Plaza de Armas has an old wooden street outside of the former Governor’s House. It has to be replaced every few years, so it is not exactly practical, but it was so much easier to walk on than the cobblestones. Rumor has it that the Governor’s wife disliked being woken up from her afternoon nap by horses’ hooves clattering on the cobblestones, hence the wooden street. These days, brightly-clad women grift tourists for kisses and photos on the wooden street.
Plaza de Catedral was my favorite of the plazas because of the gorgeous Catedral de la Habana making up one side of the square. Find Tiny Andrea standing in front (in purple):
Since the next day was Easter we could not enter but the outside limestone façade was impressive enough for me. Limestone is the stone of choice in Havana due to the porous nature of the stone which let the air flow in and out in an attempt to stop the humidity from building up inside.
Plaza de Armas:
Either way it is definitely warmer in Havana than back home in Baltimore so when in Havana, have a mojito to cool you off. Air conditioning here is not a given and even if they have it, it may not exactly be working to your standards. I ended up having a mojito and then some Havana Club rum straight up with a Romeo and Juliet cigar. I hate cigars so I pocketed it for a gift for my brother-in-law and did taste the rum. It was a little caramel-like at first but went down like rocket fuel. I definitely need to mix my spirits.
A little tipsy we walked some more, past the now empty U.S. Embassy, along the water in Havana. I ended up splitting from the group once they went to drink and buy more rum and got a bit lost on the back streets among the locals. The “local” streets are less fixed up, some are in danger of collapsing, and some have already collapsed.
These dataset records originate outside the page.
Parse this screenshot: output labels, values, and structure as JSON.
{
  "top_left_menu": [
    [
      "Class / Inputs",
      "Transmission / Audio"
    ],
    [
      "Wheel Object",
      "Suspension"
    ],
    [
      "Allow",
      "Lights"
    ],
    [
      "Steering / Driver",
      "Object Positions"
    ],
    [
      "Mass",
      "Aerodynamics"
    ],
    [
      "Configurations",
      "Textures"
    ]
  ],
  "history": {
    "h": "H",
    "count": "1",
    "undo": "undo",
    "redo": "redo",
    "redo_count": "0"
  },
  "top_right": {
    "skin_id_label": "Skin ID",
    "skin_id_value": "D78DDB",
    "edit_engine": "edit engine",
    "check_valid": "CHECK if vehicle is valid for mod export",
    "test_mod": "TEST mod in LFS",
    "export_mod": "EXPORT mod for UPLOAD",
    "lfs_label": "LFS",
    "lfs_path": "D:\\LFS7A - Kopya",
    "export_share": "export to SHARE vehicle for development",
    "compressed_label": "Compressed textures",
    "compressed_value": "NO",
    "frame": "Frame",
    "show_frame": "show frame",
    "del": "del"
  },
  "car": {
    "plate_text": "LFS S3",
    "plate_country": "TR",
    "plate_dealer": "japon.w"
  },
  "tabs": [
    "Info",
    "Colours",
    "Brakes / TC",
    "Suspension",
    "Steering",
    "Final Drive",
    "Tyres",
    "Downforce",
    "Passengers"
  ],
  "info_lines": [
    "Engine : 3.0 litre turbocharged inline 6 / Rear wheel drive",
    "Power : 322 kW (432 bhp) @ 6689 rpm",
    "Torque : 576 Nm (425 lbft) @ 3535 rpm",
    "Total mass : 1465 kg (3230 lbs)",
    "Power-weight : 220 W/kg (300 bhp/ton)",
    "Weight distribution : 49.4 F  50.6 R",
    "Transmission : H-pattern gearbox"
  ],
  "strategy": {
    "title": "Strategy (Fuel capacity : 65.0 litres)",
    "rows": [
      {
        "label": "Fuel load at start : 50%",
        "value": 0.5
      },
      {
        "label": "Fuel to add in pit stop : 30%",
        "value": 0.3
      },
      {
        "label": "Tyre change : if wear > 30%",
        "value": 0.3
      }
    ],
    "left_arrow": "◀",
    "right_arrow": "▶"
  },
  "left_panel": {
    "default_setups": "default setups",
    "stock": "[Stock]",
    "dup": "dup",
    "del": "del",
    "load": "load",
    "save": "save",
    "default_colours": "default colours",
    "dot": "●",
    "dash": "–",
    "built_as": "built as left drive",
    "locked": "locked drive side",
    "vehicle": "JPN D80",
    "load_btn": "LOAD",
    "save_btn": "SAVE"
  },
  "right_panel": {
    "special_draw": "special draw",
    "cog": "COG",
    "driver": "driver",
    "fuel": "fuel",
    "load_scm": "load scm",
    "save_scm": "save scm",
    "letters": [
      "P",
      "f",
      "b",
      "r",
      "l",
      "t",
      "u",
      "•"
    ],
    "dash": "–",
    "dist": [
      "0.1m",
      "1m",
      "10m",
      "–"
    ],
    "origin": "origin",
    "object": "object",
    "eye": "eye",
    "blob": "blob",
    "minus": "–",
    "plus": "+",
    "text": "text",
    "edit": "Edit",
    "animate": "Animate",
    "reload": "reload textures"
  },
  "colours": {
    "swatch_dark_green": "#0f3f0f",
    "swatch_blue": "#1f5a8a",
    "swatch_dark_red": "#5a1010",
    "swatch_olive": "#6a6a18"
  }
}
But everyone I encountered was friendly, curious if I was from the United States, or just going about their business on this holiday weekend.
I ran into two different art markets and then the Capitol building designed just like the U.S. Capitol building.
All the walking in the hot sun was wearing me down. One thing about Cuba as there are virtually no signs of capitalism- there are a few shops with a few products but nothing is advertised, welcoming, or clearly marked. The two art markets I stumbled on were the only real money-making ventures I saw all day. I was sure at least one of the art markets were the artists’ side hustles, trying to make a few extra dollars. I’m not a big souvenir person (as all the stuff I would accumulate would be ridiculous- I travel too much!), I did buy a magnet from a vendor who was painting them.
Plaza Nuevo was the other main plaza which was the destination in mind after splitting from my walking tour. It is the biggest of the plazas I visited and had a great brewery in one corner (which someone told me about or I never would have found it), fun statues, and gorgeous painted buildings.
And like most things in Havana- a bit gritty and full of character:
The architecture of Havana is worth the visit to Cuba alone but experiencing a different way of life is eye-opening and made the whole experience different from my other travels. The exchange of ideas, getting outside of your comfort zone, and having new experiences can change your world and can change the world one mind at a time. My advice: go to Cuba soon before politics prevents it.
Reader Question: Any interest in visiting Cuba? Have you already been?